A tax on home equity would hurt Canadians during the best of times — but right now it would be reckless
Every so often, an idea comes along that is so out of touch and unfair that it unites pretty much everyone in their disapproval.
Recently, the Canadian Mortgage and Housing Corporation (CMHC) appeared to be doing exactly that when media reports suggested the federal housing agency is researching a new home equity tax on primary residences.
According to reports, CMHC is spending $250,000 in partnership with the University of British Columbia’s School of Population to investigate ways to tax the equity Canadians have gained in their homes.
CMHC has denied that a capital-gains tax on primary residences is in the works. But where there’s smoke, there’s fire.
A home equity tax would be unfair and hurtful to Canadians during the best of times, but at this very moment — during a global pandemic — it is reckless. Across the country, people have lost their jobs or a significant portion of their income and are struggling to make ends meet. For them, their home equity could be a lifeline during these uncertain times and beyond.

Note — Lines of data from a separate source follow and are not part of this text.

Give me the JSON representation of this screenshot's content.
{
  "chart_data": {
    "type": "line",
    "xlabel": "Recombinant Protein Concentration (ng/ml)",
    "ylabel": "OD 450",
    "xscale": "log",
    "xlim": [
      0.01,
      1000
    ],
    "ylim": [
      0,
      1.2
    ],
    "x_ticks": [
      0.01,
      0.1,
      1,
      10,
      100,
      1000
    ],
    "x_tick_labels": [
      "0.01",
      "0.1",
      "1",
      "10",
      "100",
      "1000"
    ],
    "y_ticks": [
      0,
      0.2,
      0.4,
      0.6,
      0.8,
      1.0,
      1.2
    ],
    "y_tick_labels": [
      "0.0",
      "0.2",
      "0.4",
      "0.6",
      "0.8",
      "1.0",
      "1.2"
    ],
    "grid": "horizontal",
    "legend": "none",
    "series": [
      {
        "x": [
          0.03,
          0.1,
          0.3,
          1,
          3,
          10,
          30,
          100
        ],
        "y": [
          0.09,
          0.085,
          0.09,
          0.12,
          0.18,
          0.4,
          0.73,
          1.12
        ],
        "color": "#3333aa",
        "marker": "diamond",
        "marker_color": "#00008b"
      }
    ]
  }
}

While the CMHC backpedalled from a home equity tax after the media uproar, they were clear that their goal is to level the playing field between homeowners and renters by making home ownership less attractive. Their research partner at UBC has been leading the charge for higher taxes on home ownership to make owning more equivalent to renting.
“Our ‘dream of home ownership’ is static and regressive,” CMHC CEO Evan Siddall said in a recent speech. “We need to call out the glorification of home ownership for the regressive canard that it is,” he said.
The Ontario Real Estate Association decided to ask people what they thought of a new home equity tax. It is adamantly opposed. According to a recetn Nanos Research report, more than six in 10 Ontario residents would oppose (50 per cent) or somewhat oppose (13 per cent) a new capital gains tax when someone sells their primary residence. Only 16 per cent liked the idea. For homeowners, more than 72 per cent opposed the CMHC tax grab on the value of their homes.
This is hardly a surprise. Homes are taxed enough as it is.
Hardworking Canadians already pay taxes on their income. They work hard to save what is left of their income to purchase a home only to pay a punishing land transfer tax when they finally get the keys. They continue to pay property taxes every year. They pay sales taxes when they improve their home and then get slapped with even higher property taxes for making it a better place to live.
Over time, homes build equity. For many, this is what they rely on for retirement or a rainy day. First and foremost, it is the family home and the place of our fondest memories. But it is also a safety net and a proven investment.
Recently, the CMHC has taken several opportunities to talk down the Canadian value of owning a home. This new ideology at the CMHC is contrary to its historic role of building a strong, vibrant Canadian middle class by supporting responsible and affordable home ownership.
The notion that governments can tax their way to housing affordability is ludicrous. Lowering the tax and red-tape burden on homes — especially for first-time home buyers — would be a helpful step toward affordable home ownership.